For Book Clubs

Hi, and welcome to my book club page. If your book club has included one of my books in its selections, thank you! I'm thrilled! I’m happy to conduct an on-site or a telephone discussion with your book club, if you like, as your location and my schedule permits. To explore this possibility, begin by clicking here to email an inquiry.

Free Press and I hope you enjoy the novel and the material we’ve included in the back of the trade paperback edition, including a list of suggested discussion questions to get things going, an interview, and an author profile from the Nashville Scene written by Maria Browning, published around the time Sufficient Grace debuted in hardcover.
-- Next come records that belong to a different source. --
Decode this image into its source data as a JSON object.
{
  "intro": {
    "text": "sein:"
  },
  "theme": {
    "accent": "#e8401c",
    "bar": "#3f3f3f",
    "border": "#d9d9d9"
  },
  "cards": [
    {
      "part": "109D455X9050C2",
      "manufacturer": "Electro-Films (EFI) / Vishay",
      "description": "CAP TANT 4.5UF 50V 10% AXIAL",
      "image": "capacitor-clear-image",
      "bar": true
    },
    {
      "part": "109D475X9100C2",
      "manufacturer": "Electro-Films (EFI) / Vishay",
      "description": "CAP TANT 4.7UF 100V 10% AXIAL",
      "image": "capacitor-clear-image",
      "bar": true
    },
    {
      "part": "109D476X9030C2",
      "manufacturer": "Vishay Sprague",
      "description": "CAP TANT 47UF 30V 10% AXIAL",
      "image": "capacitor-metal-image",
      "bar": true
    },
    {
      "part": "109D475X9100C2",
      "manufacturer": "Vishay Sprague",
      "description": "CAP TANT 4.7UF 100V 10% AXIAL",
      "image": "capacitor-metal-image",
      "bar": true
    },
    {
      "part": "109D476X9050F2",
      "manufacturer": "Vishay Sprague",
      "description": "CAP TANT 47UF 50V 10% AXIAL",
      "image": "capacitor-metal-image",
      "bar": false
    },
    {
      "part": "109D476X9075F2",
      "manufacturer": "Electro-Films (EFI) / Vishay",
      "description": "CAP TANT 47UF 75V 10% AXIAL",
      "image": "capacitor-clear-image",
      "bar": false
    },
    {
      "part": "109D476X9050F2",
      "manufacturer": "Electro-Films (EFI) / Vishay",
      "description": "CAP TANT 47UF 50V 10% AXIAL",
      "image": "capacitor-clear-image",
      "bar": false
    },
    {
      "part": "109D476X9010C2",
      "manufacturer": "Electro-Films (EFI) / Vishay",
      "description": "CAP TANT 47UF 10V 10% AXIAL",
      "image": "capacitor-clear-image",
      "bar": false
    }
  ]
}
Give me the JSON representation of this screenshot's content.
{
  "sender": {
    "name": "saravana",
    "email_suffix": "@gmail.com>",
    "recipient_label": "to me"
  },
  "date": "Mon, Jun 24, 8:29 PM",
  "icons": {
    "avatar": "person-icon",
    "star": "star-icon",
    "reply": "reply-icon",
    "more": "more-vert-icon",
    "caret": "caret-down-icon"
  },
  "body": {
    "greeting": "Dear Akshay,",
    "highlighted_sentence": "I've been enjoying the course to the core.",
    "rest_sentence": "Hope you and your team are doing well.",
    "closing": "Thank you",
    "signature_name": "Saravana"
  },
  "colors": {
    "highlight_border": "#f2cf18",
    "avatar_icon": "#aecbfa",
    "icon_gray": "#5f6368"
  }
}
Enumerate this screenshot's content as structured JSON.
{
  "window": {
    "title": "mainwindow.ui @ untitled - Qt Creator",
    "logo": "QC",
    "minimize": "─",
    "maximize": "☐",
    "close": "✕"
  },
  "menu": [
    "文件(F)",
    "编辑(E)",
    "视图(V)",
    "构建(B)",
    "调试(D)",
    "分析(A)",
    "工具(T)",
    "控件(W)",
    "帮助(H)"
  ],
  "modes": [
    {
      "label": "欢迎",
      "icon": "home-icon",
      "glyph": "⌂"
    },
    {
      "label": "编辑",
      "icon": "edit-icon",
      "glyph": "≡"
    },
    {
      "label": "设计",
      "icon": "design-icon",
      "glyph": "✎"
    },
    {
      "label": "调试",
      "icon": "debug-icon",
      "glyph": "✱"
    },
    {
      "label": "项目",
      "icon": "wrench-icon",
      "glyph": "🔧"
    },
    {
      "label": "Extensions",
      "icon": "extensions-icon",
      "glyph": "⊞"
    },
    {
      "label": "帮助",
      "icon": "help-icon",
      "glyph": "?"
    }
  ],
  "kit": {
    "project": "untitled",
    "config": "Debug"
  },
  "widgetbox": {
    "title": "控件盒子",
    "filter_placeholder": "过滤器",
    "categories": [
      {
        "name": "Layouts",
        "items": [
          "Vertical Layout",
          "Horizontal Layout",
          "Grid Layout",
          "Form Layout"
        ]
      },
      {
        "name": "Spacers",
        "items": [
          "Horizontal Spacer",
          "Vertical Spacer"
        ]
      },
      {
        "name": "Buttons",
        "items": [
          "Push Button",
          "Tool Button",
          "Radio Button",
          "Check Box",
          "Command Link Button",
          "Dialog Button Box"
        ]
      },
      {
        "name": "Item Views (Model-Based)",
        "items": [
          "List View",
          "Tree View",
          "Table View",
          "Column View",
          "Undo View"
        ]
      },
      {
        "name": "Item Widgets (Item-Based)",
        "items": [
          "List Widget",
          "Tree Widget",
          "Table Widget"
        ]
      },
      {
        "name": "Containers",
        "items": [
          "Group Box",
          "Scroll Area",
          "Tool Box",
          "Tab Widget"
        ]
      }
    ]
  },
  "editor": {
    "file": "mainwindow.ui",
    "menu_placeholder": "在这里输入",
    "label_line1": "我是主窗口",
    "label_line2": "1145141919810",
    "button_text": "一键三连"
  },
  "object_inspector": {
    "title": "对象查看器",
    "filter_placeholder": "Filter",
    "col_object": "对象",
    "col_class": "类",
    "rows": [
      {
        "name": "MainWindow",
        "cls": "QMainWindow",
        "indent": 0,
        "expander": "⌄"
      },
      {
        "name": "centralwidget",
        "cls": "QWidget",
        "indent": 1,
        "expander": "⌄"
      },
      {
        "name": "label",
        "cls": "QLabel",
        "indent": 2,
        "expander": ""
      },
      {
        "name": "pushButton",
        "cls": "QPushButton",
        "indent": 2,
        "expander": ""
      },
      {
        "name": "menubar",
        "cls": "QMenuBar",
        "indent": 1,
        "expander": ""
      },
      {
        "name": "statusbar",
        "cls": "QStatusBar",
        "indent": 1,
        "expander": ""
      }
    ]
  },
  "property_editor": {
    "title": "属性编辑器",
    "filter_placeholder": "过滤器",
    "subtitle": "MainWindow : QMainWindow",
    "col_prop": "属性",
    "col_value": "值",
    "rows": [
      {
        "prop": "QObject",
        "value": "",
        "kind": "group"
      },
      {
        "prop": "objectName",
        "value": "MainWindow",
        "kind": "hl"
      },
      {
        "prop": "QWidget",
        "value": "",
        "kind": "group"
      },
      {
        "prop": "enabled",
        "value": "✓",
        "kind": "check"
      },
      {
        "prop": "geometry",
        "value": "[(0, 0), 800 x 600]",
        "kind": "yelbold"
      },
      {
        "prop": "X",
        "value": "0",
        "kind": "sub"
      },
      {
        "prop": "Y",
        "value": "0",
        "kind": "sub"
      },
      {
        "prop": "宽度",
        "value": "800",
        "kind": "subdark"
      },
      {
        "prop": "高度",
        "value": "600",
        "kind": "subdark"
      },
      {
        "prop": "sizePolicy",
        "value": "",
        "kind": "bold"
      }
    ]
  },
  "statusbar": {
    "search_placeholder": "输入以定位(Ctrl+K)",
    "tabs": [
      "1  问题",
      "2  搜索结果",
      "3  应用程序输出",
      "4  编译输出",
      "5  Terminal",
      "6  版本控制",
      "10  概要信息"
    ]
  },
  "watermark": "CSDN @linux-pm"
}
Book clubs or reading groups are wonderful! They allow us share stories regularly and more fully enjoy the experience of a book or come to a deeper understanding of its meaning, and to get to know each other better through literature. Whether we read stories that resonate with our own experience or stories that open a door on an experience foreign to us, we are enriched by the books we read. That sharing of story with each other, bringing in the varieties of compassion, judgment, sense of humor, and narrative desire represented in a group of readers increases our level of literacy by expanding a single reading experience into a broader understanding of how stories are read and interpreted through a variety of perspectives and tastes. Through the characters and circumstances in the stories we read we examine vicariously our human flaws and potential for compassion and redemption, and sometimes we can sit around and laugh at a wonderfully funny look at the stumbling and fumbling and bumbling we do in this life.

If you’ve selected Sufficient Grace or What Travels With Us for your book club’s discussion, we’d love to include a photograph of your group in our scrapbook. To send an image along with a short statement about your club, click here.

“I would ask you to remember this one thing,” said Badger. “The stories people tell have a way of taking care of them. If stories come to you, care for them. And learn to give them away where they are needed. Sometimes a person needs a story more than food to stay alive. That is how people care for themselves.”

—Barry Lopez, Crow and Weasel

Human beings require stories to give meaning to the facts of existence . . . ever since we can remember, all of us have been telling ourselves stories about ourselves, composing life-giving autobiographies of which we are the heroes and heroines. If our stories are coherent and plausible and have continuity, they will help us to understand why we are here, and what we need to pay attention to and what we may ignore.

—Neil Postman, media theorist

We turn to fiction for some slight hint about the story in life we live.

—Robert Penn Warren

Things don’t often look the way you think they do. Pay them the simple honor of watching their lines and shadows till they tell you their secrets.